Nonostante le difficoltà, qualche risultato tangibile è stato raggiunto - l’Iran avrebbe acconsentito, tra le altre cose, a un più intrusivo regime di ispezioni del suo programma nucleare e a limitare la sua capacità di produzione di plutonio (il materiale più usato per la fabbricazione di armi nucleari).

Più in generale, le trattative hanno congelato una fonte di enorme instabilità in una regione martoriata da rivoluzioni, guerre civili e l’ascesa dell’autoproclamatosi "stato islamico" in Iraq e Siria.

Oltre a scongiurare il rischio di un Iran nucleare e dare respiro all’economia iraniana, un accordo finale contribuirebbe a stabilizzare le difficili relazioni tra Iran e Stati Uniti. Potrebbe anche aprire a forme di cooperazione su dossier su cui c’è una certa sovrapposizione di interessi, come la lotta allo “Stato islamico”, che in quanto movimento sunnita radicale è ferocemente ostile non solo agli Usa e ai suoi alleati regionali, ma anche all’Iran sciita.

È bene tenere presente tuttavia che il contesto nel quale i negoziatori tornerebbero a trattare sarebbe più complicato dell’attuale (che certo facile non è) per due motivi. Il primo è che l’amministrazione Obama dovrà fare i conti con le resistenze del Congresso, che è molto vicino alle posizioni intransigenti di Israele e da gennaio sarà inoltre controllato dai repubblicani.

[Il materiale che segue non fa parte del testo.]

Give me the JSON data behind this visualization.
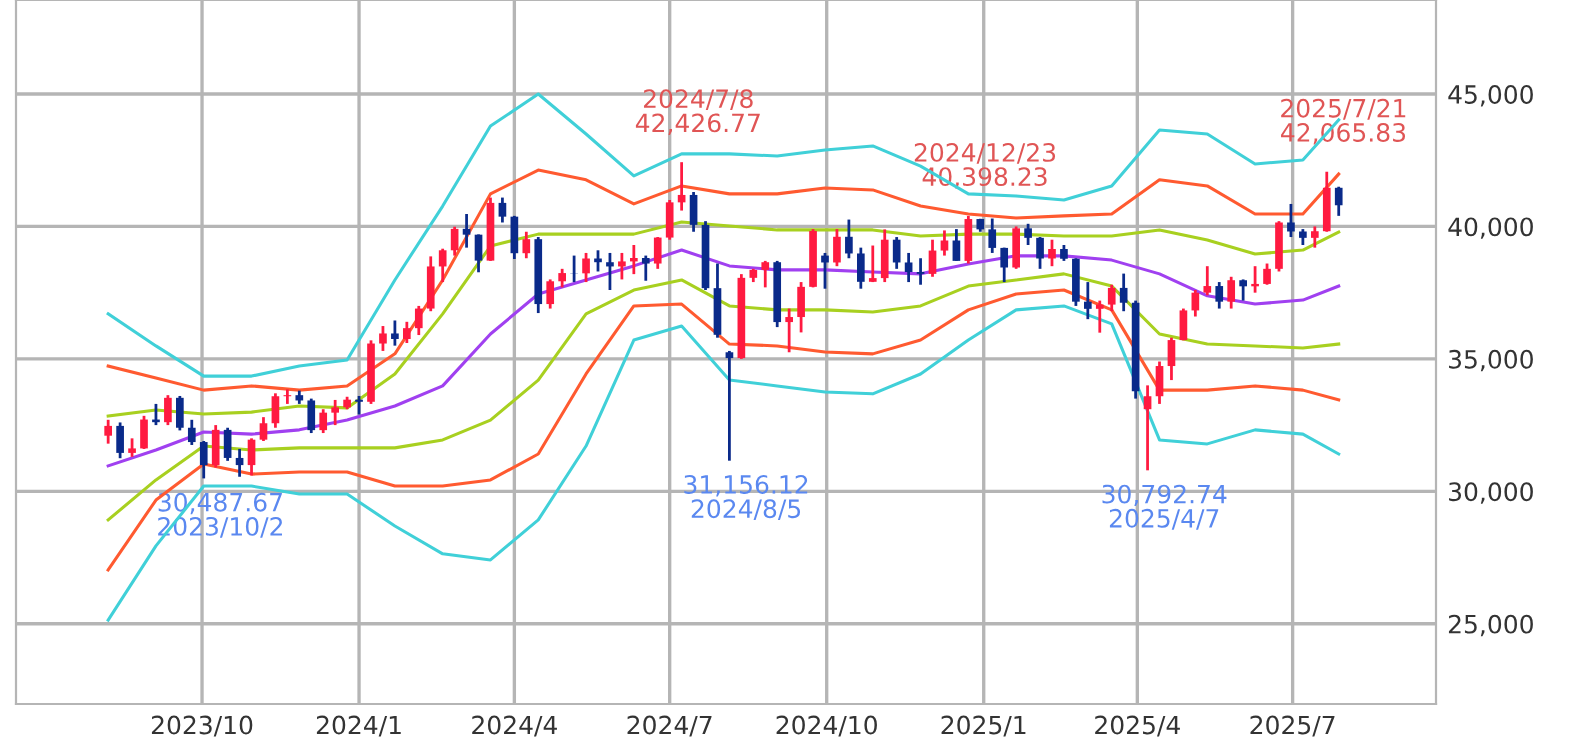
{
  "chart_data": {
    "type": "candlestick",
    "x": [
      "2023-08-07",
      "2023-08-14",
      "2023-08-21",
      "2023-08-28",
      "2023-09-04",
      "2023-09-11",
      "2023-09-18",
      "2023-09-25",
      "2023-10-02",
      "2023-10-09",
      "2023-10-16",
      "2023-10-23",
      "2023-10-30",
      "2023-11-06",
      "2023-11-13",
      "2023-11-20",
      "2023-11-27",
      "2023-12-04",
      "2023-12-11",
      "2023-12-18",
      "2023-12-25",
      "2024-01-01",
      "2024-01-08",
      "2024-01-15",
      "2024-01-22",
      "2024-01-29",
      "2024-02-05",
      "2024-02-12",
      "2024-02-19",
      "2024-02-26",
      "2024-03-04",
      "2024-03-11",
      "2024-03-18",
      "2024-03-25",
      "2024-04-01",
      "2024-04-08",
      "2024-04-15",
      "2024-04-22",
      "2024-04-29",
      "2024-05-06",
      "2024-05-13",
      "2024-05-20",
      "2024-05-27",
      "2024-06-03",
      "2024-06-10",
      "2024-06-17",
      "2024-06-24",
      "2024-07-01",
      "2024-07-08",
      "2024-07-15",
      "2024-07-22",
      "2024-07-29",
      "2024-08-05",
      "2024-08-12",
      "2024-08-19",
      "2024-08-26",
      "2024-09-02",
      "2024-09-09",
      "2024-09-16",
      "2024-09-23",
      "2024-09-30",
      "2024-10-07",
      "2024-10-14",
      "2024-10-21",
      "2024-10-28",
      "2024-11-04",
      "2024-11-11",
      "2024-11-18",
      "2024-11-25",
      "2024-12-02",
      "2024-12-09",
      "2024-12-16",
      "2024-12-23",
      "2024-12-30",
      "2025-01-06",
      "2025-01-13",
      "2025-01-20",
      "2025-01-27",
      "2025-02-03",
      "2025-02-10",
      "2025-02-17",
      "2025-02-24",
      "2025-03-03",
      "2025-03-10",
      "2025-03-17",
      "2025-03-24",
      "2025-03-31",
      "2025-04-07",
      "2025-04-14",
      "2025-04-21",
      "2025-04-28",
      "2025-05-05",
      "2025-05-12",
      "2025-05-19",
      "2025-05-26",
      "2025-06-02",
      "2025-06-09",
      "2025-06-16",
      "2025-06-23",
      "2025-06-30",
      "2025-07-07",
      "2025-07-14",
      "2025-07-21",
      "2025-07-28"
    ],
    "ohlc": [
      [
        32100,
        32700,
        31800,
        32470
      ],
      [
        32470,
        32600,
        31250,
        31450
      ],
      [
        31450,
        32000,
        31300,
        31620
      ],
      [
        31620,
        32850,
        31600,
        32710
      ],
      [
        32710,
        33300,
        32500,
        32610
      ],
      [
        32610,
        33630,
        32500,
        33530
      ],
      [
        33530,
        33600,
        32300,
        32400
      ],
      [
        32400,
        32700,
        31750,
        31860
      ],
      [
        31860,
        31900,
        30487.67,
        30990
      ],
      [
        30990,
        32500,
        30900,
        32320
      ],
      [
        32320,
        32400,
        31150,
        31260
      ],
      [
        31260,
        31600,
        30550,
        30990
      ],
      [
        30990,
        32000,
        30600,
        31950
      ],
      [
        31950,
        32800,
        31900,
        32570
      ],
      [
        32570,
        33700,
        32400,
        33590
      ],
      [
        33590,
        33850,
        33300,
        33630
      ],
      [
        33630,
        33800,
        33300,
        33430
      ],
      [
        33430,
        33500,
        32200,
        32310
      ],
      [
        32310,
        33100,
        32200,
        32970
      ],
      [
        32970,
        33450,
        32500,
        33170
      ],
      [
        33170,
        33570,
        33100,
        33460
      ],
      [
        33460,
        33600,
        32900,
        33380
      ],
      [
        33380,
        35700,
        33300,
        35580
      ],
      [
        35580,
        36240,
        35300,
        35960
      ],
      [
        35960,
        36450,
        35500,
        35750
      ],
      [
        35750,
        36400,
        35600,
        36160
      ],
      [
        36160,
        37000,
        35900,
        36900
      ],
      [
        36900,
        38870,
        36800,
        38490
      ],
      [
        38490,
        39160,
        37900,
        39100
      ],
      [
        39100,
        39990,
        38900,
        39910
      ],
      [
        39910,
        40470,
        39200,
        39690
      ],
      [
        39690,
        39700,
        38270,
        38710
      ],
      [
        38710,
        41090,
        38700,
        40890
      ],
      [
        40890,
        41090,
        40150,
        40370
      ],
      [
        40370,
        40400,
        38770,
        38990
      ],
      [
        38990,
        39800,
        38800,
        39520
      ],
      [
        39520,
        39600,
        36730,
        37070
      ],
      [
        37070,
        38000,
        36900,
        37930
      ],
      [
        37930,
        38400,
        37700,
        38240
      ],
      [
        38240,
        38900,
        37900,
        38230
      ],
      [
        38230,
        39000,
        37900,
        38790
      ],
      [
        38790,
        39100,
        38300,
        38650
      ],
      [
        38650,
        39000,
        37600,
        38490
      ],
      [
        38490,
        39000,
        38000,
        38680
      ],
      [
        38680,
        39300,
        38200,
        38810
      ],
      [
        38810,
        38900,
        37950,
        38600
      ],
      [
        38600,
        39600,
        38400,
        39580
      ],
      [
        39580,
        41000,
        39500,
        40910
      ],
      [
        40910,
        42426.77,
        40600,
        41190
      ],
      [
        41190,
        41300,
        39800,
        40060
      ],
      [
        40060,
        40200,
        37600,
        37670
      ],
      [
        37670,
        38600,
        35800,
        35910
      ],
      [
        35250,
        35300,
        31156.12,
        35030
      ],
      [
        35030,
        38200,
        35000,
        38060
      ],
      [
        38060,
        38400,
        37900,
        38360
      ],
      [
        38360,
        38700,
        37700,
        38650
      ],
      [
        38650,
        38700,
        36200,
        36390
      ],
      [
        36390,
        36900,
        35250,
        36580
      ],
      [
        36580,
        37900,
        36000,
        37720
      ],
      [
        37720,
        39900,
        37700,
        39830
      ],
      [
        38900,
        39000,
        37650,
        38640
      ],
      [
        38640,
        39900,
        38500,
        39610
      ],
      [
        39610,
        40260,
        38800,
        38980
      ],
      [
        38980,
        39200,
        37650,
        37910
      ],
      [
        37910,
        39280,
        37900,
        38050
      ],
      [
        38050,
        39890,
        37900,
        39500
      ],
      [
        39500,
        39600,
        38400,
        38640
      ],
      [
        38640,
        39000,
        37900,
        38280
      ],
      [
        38280,
        38800,
        37800,
        38210
      ],
      [
        38210,
        39500,
        38100,
        39090
      ],
      [
        39090,
        39850,
        38900,
        39470
      ],
      [
        39470,
        39900,
        38700,
        38700
      ],
      [
        38700,
        40398.23,
        38600,
        40280
      ],
      [
        40280,
        40290,
        39800,
        39890
      ],
      [
        39890,
        40300,
        39000,
        39190
      ],
      [
        39190,
        39200,
        37900,
        38450
      ],
      [
        38450,
        40000,
        38400,
        39930
      ],
      [
        39930,
        40100,
        39300,
        39570
      ],
      [
        39570,
        39600,
        38400,
        38790
      ],
      [
        38790,
        39500,
        38500,
        39150
      ],
      [
        39150,
        39300,
        38700,
        38780
      ],
      [
        38780,
        38800,
        37000,
        37160
      ],
      [
        37160,
        37900,
        36500,
        36890
      ],
      [
        36890,
        37200,
        35990,
        37050
      ],
      [
        37050,
        37800,
        36800,
        37680
      ],
      [
        37680,
        38220,
        36800,
        37120
      ],
      [
        37120,
        37200,
        33500,
        33780
      ],
      [
        33100,
        34000,
        30792.74,
        33590
      ],
      [
        33590,
        34900,
        33300,
        34730
      ],
      [
        34730,
        35800,
        34200,
        35710
      ],
      [
        35710,
        36900,
        35700,
        36830
      ],
      [
        36830,
        37600,
        36600,
        37500
      ],
      [
        37500,
        38500,
        37400,
        37750
      ],
      [
        37750,
        37900,
        36900,
        37160
      ],
      [
        37160,
        38100,
        36900,
        37970
      ],
      [
        37970,
        38000,
        37200,
        37740
      ],
      [
        37740,
        38500,
        37500,
        37830
      ],
      [
        37830,
        38600,
        37800,
        38400
      ],
      [
        38400,
        40200,
        38300,
        40150
      ],
      [
        40150,
        40850,
        39600,
        39810
      ],
      [
        39810,
        39900,
        39300,
        39570
      ],
      [
        39570,
        40000,
        39200,
        39820
      ],
      [
        39820,
        42065.83,
        39800,
        41460
      ],
      [
        41460,
        41500,
        40400,
        40800
      ]
    ],
    "colors": [
      "#ff1a40",
      "#0a2a8a",
      "#ff1a40",
      "#ff1a40",
      "#0a2a8a",
      "#ff1a40",
      "#0a2a8a",
      "#0a2a8a",
      "#0a2a8a",
      "#ff1a40",
      "#0a2a8a",
      "#0a2a8a",
      "#ff1a40",
      "#ff1a40",
      "#ff1a40",
      "#ff1a40",
      "#0a2a8a",
      "#0a2a8a",
      "#ff1a40",
      "#ff1a40",
      "#ff1a40",
      "#0a2a8a",
      "#ff1a40",
      "#ff1a40",
      "#0a2a8a",
      "#ff1a40",
      "#ff1a40",
      "#ff1a40",
      "#ff1a40",
      "#ff1a40",
      "#0a2a8a",
      "#0a2a8a",
      "#ff1a40",
      "#0a2a8a",
      "#0a2a8a",
      "#ff1a40",
      "#0a2a8a",
      "#ff1a40",
      "#ff1a40",
      "#0a2a8a",
      "#ff1a40",
      "#0a2a8a",
      "#0a2a8a",
      "#ff1a40",
      "#ff1a40",
      "#0a2a8a",
      "#ff1a40",
      "#ff1a40",
      "#ff1a40",
      "#0a2a8a",
      "#0a2a8a",
      "#0a2a8a",
      "#0a2a8a",
      "#ff1a40",
      "#ff1a40",
      "#ff1a40",
      "#0a2a8a",
      "#ff1a40",
      "#ff1a40",
      "#ff1a40",
      "#0a2a8a",
      "#ff1a40",
      "#0a2a8a",
      "#0a2a8a",
      "#ff1a40",
      "#ff1a40",
      "#0a2a8a",
      "#0a2a8a",
      "#0a2a8a",
      "#ff1a40",
      "#ff1a40",
      "#0a2a8a",
      "#ff1a40",
      "#0a2a8a",
      "#0a2a8a",
      "#0a2a8a",
      "#ff1a40",
      "#0a2a8a",
      "#0a2a8a",
      "#ff1a40",
      "#0a2a8a",
      "#0a2a8a",
      "#0a2a8a",
      "#ff1a40",
      "#ff1a40",
      "#0a2a8a",
      "#0a2a8a",
      "#ff1a40",
      "#ff1a40",
      "#ff1a40",
      "#ff1a40",
      "#ff1a40",
      "#ff1a40",
      "#0a2a8a",
      "#ff1a40",
      "#0a2a8a",
      "#ff1a40",
      "#ff1a40",
      "#ff1a40",
      "#0a2a8a",
      "#0a2a8a",
      "#ff1a40",
      "#ff1a40",
      "#0a2a8a"
    ],
    "series": [
      {
        "type": "line",
        "color": "#40d0d8",
        "x": [
          "2023-08-07",
          "2023-09-04",
          "2023-10-02",
          "2023-10-30",
          "2023-11-27",
          "2023-12-25",
          "2024-01-22",
          "2024-02-19",
          "2024-03-18",
          "2024-04-15",
          "2024-05-13",
          "2024-06-10",
          "2024-07-08",
          "2024-08-05",
          "2024-09-02",
          "2024-09-30",
          "2024-10-28",
          "2024-11-25",
          "2024-12-23",
          "2025-01-20",
          "2025-02-17",
          "2025-03-17",
          "2025-04-14",
          "2025-05-12",
          "2025-06-09",
          "2025-07-07",
          "2025-07-28"
        ],
        "values": [
          36700,
          35490,
          34350,
          34350,
          34730,
          34960,
          37980,
          40770,
          43790,
          45000,
          43490,
          41910,
          42740,
          42740,
          42660,
          42890,
          43040,
          42280,
          41230,
          41150,
          41000,
          41530,
          43640,
          43490,
          42360,
          42510,
          44020
        ]
      },
      {
        "type": "line",
        "color": "#ff5a30",
        "x": [
          "2023-08-07",
          "2023-09-04",
          "2023-10-02",
          "2023-10-30",
          "2023-11-27",
          "2023-12-25",
          "2024-01-22",
          "2024-02-19",
          "2024-03-18",
          "2024-04-15",
          "2024-05-13",
          "2024-06-10",
          "2024-07-08",
          "2024-08-05",
          "2024-09-02",
          "2024-09-30",
          "2024-10-28",
          "2024-11-25",
          "2024-12-23",
          "2025-01-20",
          "2025-02-17",
          "2025-03-17",
          "2025-04-14",
          "2025-05-12",
          "2025-06-09",
          "2025-07-07",
          "2025-07-28"
        ],
        "values": [
          34730,
          34280,
          33820,
          33980,
          33820,
          33980,
          35190,
          37980,
          41230,
          42130,
          41760,
          40850,
          41530,
          41230,
          41230,
          41450,
          41380,
          40770,
          40470,
          40320,
          40400,
          40470,
          41760,
          41530,
          40470,
          40470,
          41980
        ]
      },
      {
        "type": "line",
        "color": "#a8d020",
        "x": [
          "2023-08-07",
          "2023-09-04",
          "2023-10-02",
          "2023-10-30",
          "2023-11-27",
          "2023-12-25",
          "2024-01-22",
          "2024-02-19",
          "2024-03-18",
          "2024-04-15",
          "2024-05-13",
          "2024-06-10",
          "2024-07-08",
          "2024-08-05",
          "2024-09-02",
          "2024-09-30",
          "2024-10-28",
          "2024-11-25",
          "2024-12-23",
          "2025-01-20",
          "2025-02-17",
          "2025-03-17",
          "2025-04-14",
          "2025-05-12",
          "2025-06-09",
          "2025-07-07",
          "2025-07-28"
        ],
        "values": [
          32840,
          33070,
          32920,
          32990,
          33220,
          33150,
          34430,
          36700,
          39260,
          39710,
          39710,
          39710,
          40170,
          40020,
          39870,
          39870,
          39870,
          39640,
          39710,
          39710,
          39640,
          39640,
          39870,
          39490,
          38960,
          39110,
          39790
        ]
      },
      {
        "type": "line",
        "color": "#a040f0",
        "x": [
          "2023-08-07",
          "2023-09-04",
          "2023-10-02",
          "2023-10-30",
          "2023-11-27",
          "2023-12-25",
          "2024-01-22",
          "2024-02-19",
          "2024-03-18",
          "2024-04-15",
          "2024-05-13",
          "2024-06-10",
          "2024-07-08",
          "2024-08-05",
          "2024-09-02",
          "2024-09-30",
          "2024-10-28",
          "2024-11-25",
          "2024-12-23",
          "2025-01-20",
          "2025-02-17",
          "2025-03-17",
          "2025-04-14",
          "2025-05-12",
          "2025-06-09",
          "2025-07-07",
          "2025-07-28"
        ],
        "values": [
          30960,
          31560,
          32240,
          32160,
          32320,
          32690,
          33220,
          33980,
          35940,
          37450,
          37980,
          38510,
          39110,
          38510,
          38360,
          38360,
          38280,
          38210,
          38580,
          38890,
          38890,
          38730,
          38210,
          37380,
          37070,
          37220,
          37750
        ]
      },
      {
        "type": "line",
        "color": "#a8d020",
        "x": [
          "2023-08-07",
          "2023-09-04",
          "2023-10-02",
          "2023-10-30",
          "2023-11-27",
          "2023-12-25",
          "2024-01-22",
          "2024-02-19",
          "2024-03-18",
          "2024-04-15",
          "2024-05-13",
          "2024-06-10",
          "2024-07-08",
          "2024-08-05",
          "2024-09-02",
          "2024-09-30",
          "2024-10-28",
          "2024-11-25",
          "2024-12-23",
          "2025-01-20",
          "2025-02-17",
          "2025-03-17",
          "2025-04-14",
          "2025-05-12",
          "2025-06-09",
          "2025-07-07",
          "2025-07-28"
        ],
        "values": [
          28920,
          30430,
          31710,
          31560,
          31640,
          31640,
          31640,
          31940,
          32690,
          34200,
          36700,
          37600,
          37980,
          37000,
          36850,
          36850,
          36770,
          37000,
          37750,
          37980,
          38210,
          37750,
          35940,
          35560,
          35490,
          35410,
          35560
        ]
      },
      {
        "type": "line",
        "color": "#ff5a30",
        "x": [
          "2023-08-07",
          "2023-09-04",
          "2023-10-02",
          "2023-10-30",
          "2023-11-27",
          "2023-12-25",
          "2024-01-22",
          "2024-02-19",
          "2024-03-18",
          "2024-04-15",
          "2024-05-13",
          "2024-06-10",
          "2024-07-08",
          "2024-08-05",
          "2024-09-02",
          "2024-09-30",
          "2024-10-28",
          "2024-11-25",
          "2024-12-23",
          "2025-01-20",
          "2025-02-17",
          "2025-03-17",
          "2025-04-14",
          "2025-05-12",
          "2025-06-09",
          "2025-07-07",
          "2025-07-28"
        ],
        "values": [
          27030,
          29670,
          31030,
          30650,
          30730,
          30730,
          30200,
          30200,
          30430,
          31410,
          34430,
          37000,
          37070,
          35560,
          35490,
          35260,
          35190,
          35710,
          36850,
          37450,
          37600,
          36850,
          33820,
          33820,
          33980,
          33820,
          33450
        ]
      },
      {
        "type": "line",
        "color": "#40d0d8",
        "x": [
          "2023-08-07",
          "2023-09-04",
          "2023-10-02",
          "2023-10-30",
          "2023-11-27",
          "2023-12-25",
          "2024-01-22",
          "2024-02-19",
          "2024-03-18",
          "2024-04-15",
          "2024-05-13",
          "2024-06-10",
          "2024-07-08",
          "2024-08-05",
          "2024-09-02",
          "2024-09-30",
          "2024-10-28",
          "2024-11-25",
          "2024-12-23",
          "2025-01-20",
          "2025-02-17",
          "2025-03-17",
          "2025-04-14",
          "2025-05-12",
          "2025-06-09",
          "2025-07-07",
          "2025-07-28"
        ],
        "values": [
          25140,
          27940,
          30200,
          30200,
          29900,
          29900,
          28690,
          27640,
          27410,
          28920,
          31710,
          35710,
          36240,
          34200,
          33980,
          33750,
          33680,
          34430,
          35710,
          36850,
          37000,
          36320,
          31940,
          31790,
          32320,
          32160,
          31410
        ]
      }
    ],
    "xlim": [
      "2023-06-14",
      "2025-09-23"
    ],
    "xticks": [
      {
        "value": "2023-10-01",
        "label": "2023/10"
      },
      {
        "value": "2024-01-01",
        "label": "2024/1"
      },
      {
        "value": "2024-04-01",
        "label": "2024/4"
      },
      {
        "value": "2024-07-01",
        "label": "2024/7"
      },
      {
        "value": "2024-10-01",
        "label": "2024/10"
      },
      {
        "value": "2025-01-01",
        "label": "2025/1"
      },
      {
        "value": "2025-04-01",
        "label": "2025/4"
      },
      {
        "value": "2025-07-01",
        "label": "2025/7"
      }
    ],
    "ylim": [
      21970,
      48550
    ],
    "yticks": [
      {
        "value": 25000,
        "label": "25,000"
      },
      {
        "value": 30000,
        "label": "30,000"
      },
      {
        "value": 35000,
        "label": "35,000"
      },
      {
        "value": 40000,
        "label": "40,000"
      },
      {
        "value": 45000,
        "label": "45,000"
      }
    ],
    "grid": true,
    "annotations": [
      {
        "text": "30,487.67\n2023/10/2",
        "x": "2023-10-02",
        "y": 30487.67
      },
      {
        "text": "2024/7/8\n42,426.77",
        "x": "2024-07-08",
        "y": 42426.77
      },
      {
        "text": "31,156.12\n2024/8/5",
        "x": "2024-08-05",
        "y": 31156.12
      },
      {
        "text": "2024/12/23\n40,398.23",
        "x": "2024-12-23",
        "y": 40398.23
      },
      {
        "text": "30,792.74\n2025/4/7",
        "x": "2025-04-07",
        "y": 30792.74
      },
      {
        "text": "2025/7/21\n42,065.83",
        "x": "2025-07-21",
        "y": 42065.83
      }
    ]
  }
}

Il secondo è che Ali Khamenei, il leader supremo iraniano cui spetta l’ultima parola sul negoziato, potrebbe infine ritenere che gli Usa non abbiano lo stomaco per un intervento armato e che la crisi tra Russia e Occidente offra margini per indebolire i 5+1 e aggirare le sanzioni. Presi insieme, questi due elementi potrebbero ridurre lo spazio di manovra dei negoziatori o addirittura portare a una fine prematura delle trattative.

Per quanto pieno di incognite, un’estensione del negoziato è di gran lunga preferibile alla rotture delle trattative. Nonostante tutto, resta lo scenario più plausibile. Obama e Rouhani hanno sufficiente buon senso per capirlo. La questione è se avranno anche l’abilità e il capitale politico per chiudere una volta per tutte il contenzioso sul nucleare iraniano.

Riccardo Alcaro è responsabile di ricerca dello IAI e Visiting Fellow presso il CUSE della Brookings.